Und wenn das bedeutete, dass eine achtundzwanzigjährige Frau von zu Hause fortlaufen musste – dann war das eben so.
Sie konnte nur hoffen, dass ihr Vater ihr irgendwann verzeihen würde. Vielleicht würde er eines Tages verstehen können, wie wichtig ihr ihre Freiheit war.
Selbst die geringste Selbstbestimmung war ihr verwehrt. Der Palast entschied, was sie zu tun hatte und wann sie es zu tun hatte.
Sogar ihre Arbeit mit bedürftigen alleinerziehenden Müttern in der Hauptstadt von Cadria war von der Palastpresse vereinnahmt worden. Das offizielle Publikationsorgan hatte sie geradezu als Heilige dargestellt. Als die großherzige Prinzessin, die den Minderbemittelten half. Das hatte sie sehr wütend gemacht, weil es die Frauen, denen sie helfen wollte, demütigte und beschämte.
Einerseits Privilegien genießen, andererseits ständig auferlegte Pflichten erfüllen – das nahm ihr allmählich die Luft zum Atmen.
Sie versuchte, diesen Gedanken zu verdrängen, weil ihr bewusst war, wie erbärmlich sich das für einen Außenstehenden anhören musste. Das arme reiche Mädchen, das so zu leiden hatte!
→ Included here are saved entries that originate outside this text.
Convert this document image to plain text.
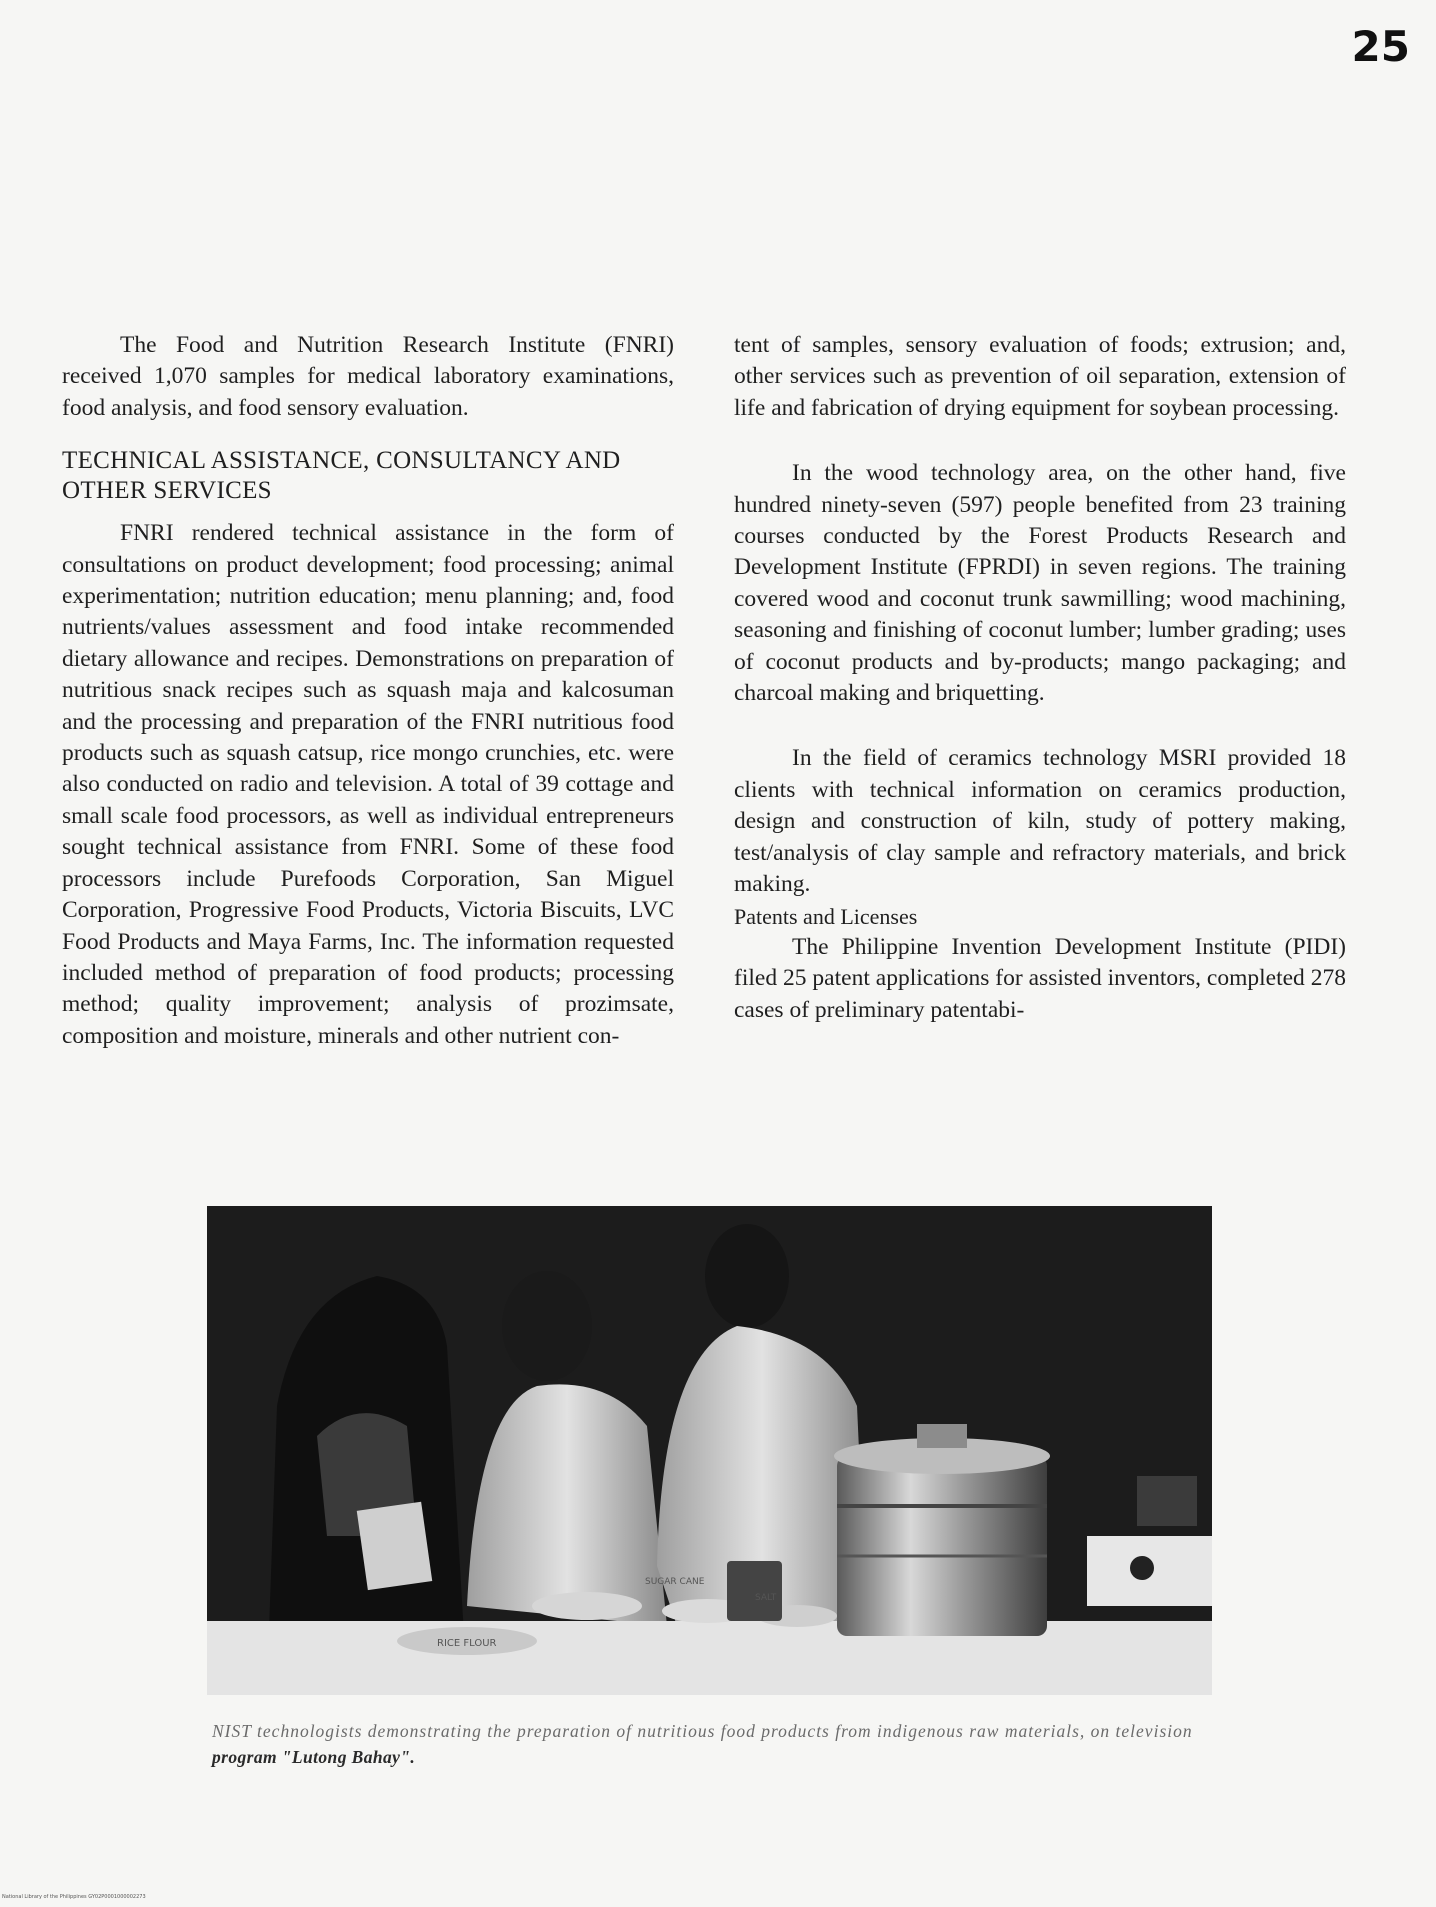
25

The Food and Nutrition Research Institute (FNRI) received 1,070 samples for medical laboratory examinations, food analysis, and food sensory evaluation.

TECHNICAL ASSISTANCE, CONSULTANCY AND OTHER SERVICES

FNRI rendered technical assistance in the form of consultations on product development; food processing; animal experimentation; nutrition education; menu planning; and, food nutrients/values assessment and food intake recommended dietary allowance and recipes. Demonstrations on preparation of nutritious snack recipes such as squash maja and kalcosuman and the processing and preparation of the FNRI nutritious food products such as squash catsup, rice mongo crunchies, etc. were also conducted on radio and television. A total of 39 cottage and small scale food processors, as well as individual entrepreneurs sought technical assistance from FNRI. Some of these food processors include Purefoods Corporation, San Miguel Corporation, Progressive Food Products, Victoria Biscuits, LVC Food Products and Maya Farms, Inc. The information requested included method of preparation of food products; processing method; quality improvement; analysis of prozimsate, composition and moisture, minerals and other nutrient con-

tent of samples, sensory evaluation of foods; extrusion; and, other services such as prevention of oil separation, extension of life and fabrication of drying equipment for soybean processing.

In the wood technology area, on the other hand, five hundred ninety-seven (597) people benefited from 23 training courses conducted by the Forest Products Research and Development Institute (FPRDI) in seven regions. The training covered wood and coconut trunk sawmilling; wood machining, seasoning and finishing of coconut lumber; lumber grading; uses of coconut products and by-products; mango packaging; and charcoal making and briquetting.

In the field of ceramics technology MSRI provided 18 clients with technical information on ceramics production, design and construction of kiln, study of pottery making, test/analysis of clay sample and refractory materials, and brick making.

Patents and Licenses

The Philippine Invention Development Institute (PIDI) filed 25 patent applications for assisted inventors, completed 278 cases of preliminary patentabi-

RICE FLOUR
SUGAR CANE
SALT
NIST technologists demonstrating the preparation of nutritious food products from indigenous raw materials, on television program "Lutong Bahay".
National Library of the Philippines GY02P0001000002273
Sicher gab es viele Menschen, denen es schlechter ging. Trotzdem war das Leben als Prinzessin kein Zuckerschlecken. Genau das hatte sie der kleinen Mia begreiflich zu machen versucht.
Ja, die kleine Mia.
Alex musste lächeln. Der Tag mit Mia und ihrer Familie war so ziemlich der schönste ihres Lebens gewesen. Endlich hatte sie einmal etwas anderes erlebt. Nicht das ewig gleiche Einerlei des Palastlebens.
Im Prinzessinnendasein gab es keine Überraschungen. Keinen Spaß, keine Aufregung und erst recht keinen kleinen Flirt.